In accordance with Home Front Command orders, gatherings of more than 100 people will only be allowed in closed locations in areas close to Gaza, including the Gaza envelope region and the Lachish, Western Negev, Central Negev and Shfela regions. In the Tel Aviv metropolis, that order will be relevant to gatherings of more than 300 people.
Studies in Gaza will also not be held.
Ziyad al-Thabet, deputy minister of the Hamas-run education ministry, told the Hamas-linked al-Rai news site that it was decided that educational institutions in the Palestinian enclave would be closed Wednesday.
The high-level security cabinet convened Tuesday evening to discuss the situation and Israel’s further actions. They were to meet again Wednesday morning.
On Tuesday morning, the IDF Home Front Command ordered all schools and non-essential businesses closed in the following areas: the Gaza periphery; the Lachish region; the western Negev; the central Negev; and the Shfela region.
Schools were also closed in the Dan region, including Tel Aviv, and in the Yarkon region. Businesses were temporarily ordered shut there as well, but were allowed to reopen on Tuesday morning, providing there was a bomb shelter nearby, the military said.
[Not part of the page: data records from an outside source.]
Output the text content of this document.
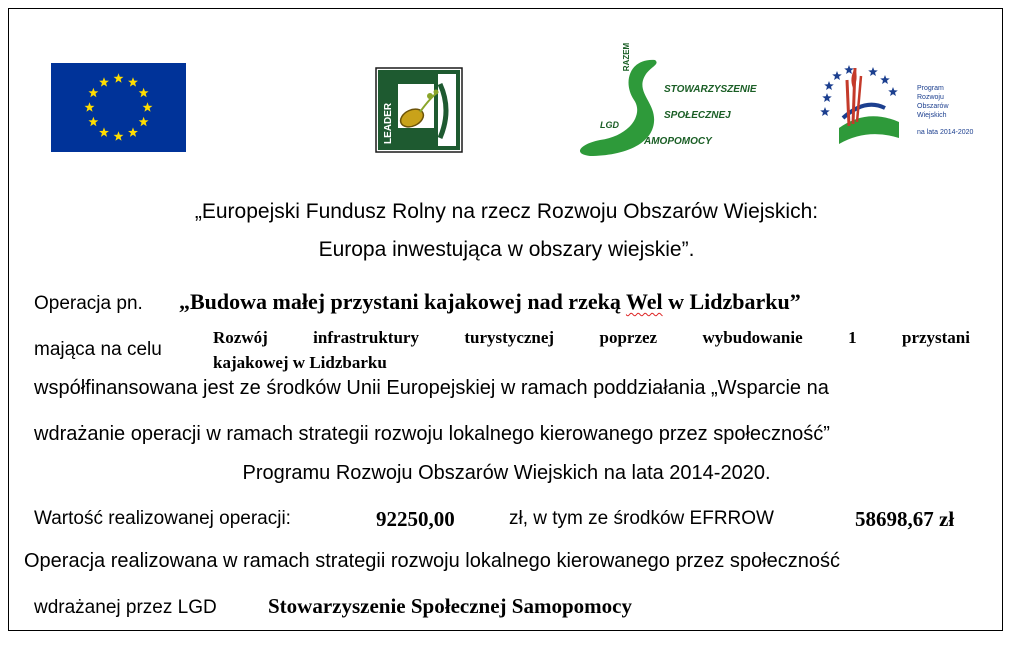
LEADER
RAZEM
STOWARZYSZENIE
SPOŁECZNEJ
LGD
AMOPOMOCY
Program
Rozwoju
Obszarów
Wiejskich
na lata 2014-2020
„Europejski Fundusz Rolny na rzecz Rozwoju Obszarów Wiejskich:
Europa inwestująca w obszary wiejskie”.
Operacja pn. „Budowa małej przystani kajakowej nad rzeką Wel w Lidzbarku”
mająca na celu
Rozwój infrastruktury turystycznej poprzez wybudowanie 1 przystani
kajakowej w Lidzbarku
współfinansowana jest ze środków Unii Europejskiej w ramach poddziałania „Wsparcie na
wdrażanie operacji w ramach strategii rozwoju lokalnego kierowanego przez społeczność”
Programu Rozwoju Obszarów Wiejskich na lata 2014-2020.
Wartość realizowanej operacji:	92250,00	zł, w tym ze środków EFRROW	58698,67 zł
Operacja realizowana w ramach strategii rozwoju lokalnego kierowanego przez społeczność
wdrażanej przez LGD Stowarzyszenie Społecznej Samopomocy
It was the first time that the IDF ordered a closure of both schools and businesses in the Tel Aviv metropolitan area since 1990 in the First Gulf War. Over a million Israeli students did not attend classes.
Ben Gurion Airport operated as usual.
In the predawn hours of Tuesday morning, Israeli Air Force jets fired precision ammunition at a building in the Shejaiya area of Gaza City where Abu al-Ata was located, killing him and his wife, in a joint operation by the IDF and Shin Bet security service.
According to the IDF, Abu al-Ata was the true “senior commander” of the Islamic Jihad in the Gaza Strip, having ordered the group to carry out most of the significant rocket and border attacks from the Palestinian enclave in recent months and planning to carry out more.
Shortly after Abu al-Ata’s assassination, the PIJ began launching dozens of short- and long-range rockets, firing the majority of them at the Israeli communities around Gaza and a smaller number at major cities in central Israel throughout the morning.
Dozens of the incoming projectiles were shot down by soldiers operating the Iron Dome missile defense system, representing a 90% interception rate for rockets heading toward populated areas, the army said.
The remaining 10% of projectiles struck homes, businesses and roadways, causing significant damage, but relatively few injuries.
These sites — specifically the underground ones — are seen as critical facilities for PIJ, which the terror group has invested large sums of money to construct.
One man was lightly injured by a rocket attack that struck a highway near the town of Gan Yavne, and an eight-year-old girl was in serious condition after she collapsed suddenly, apparently from a heart attack, while hiding in a bomb shelter during a rocket attack on the city of Holon. In addition, several people were hospitalized with light injuries that occurred as they ran to bomb shelters.
In response, the military said its fighter jets, helicopters and other aircraft targeted Palestinian Islamic Jihad “training compounds, including one used by PIJ’s naval commando unit, the shaft of an offensive terror tunnel in the northern Gaza Strip and a tunnel digging site in the central Gaza Strip,” as well as several underground facilities used to manufacture and store weapons, observation posts and training camps in three rounds of airstrikes.
In total, 12 Palestinians were killed in Israeli strikes on Tuesday and Wednesday, including Abu al-Ata and his wife, and some 50 were injured, according to the Hamas-run Gaza health ministry.
Hospitals and other emergency services were put on high alert in light of the ongoing rocket attacks.
Israel and Gaza have engaged in several sporadic rounds of violence over the last two years as the sides attempted to reach a long-term ceasefire.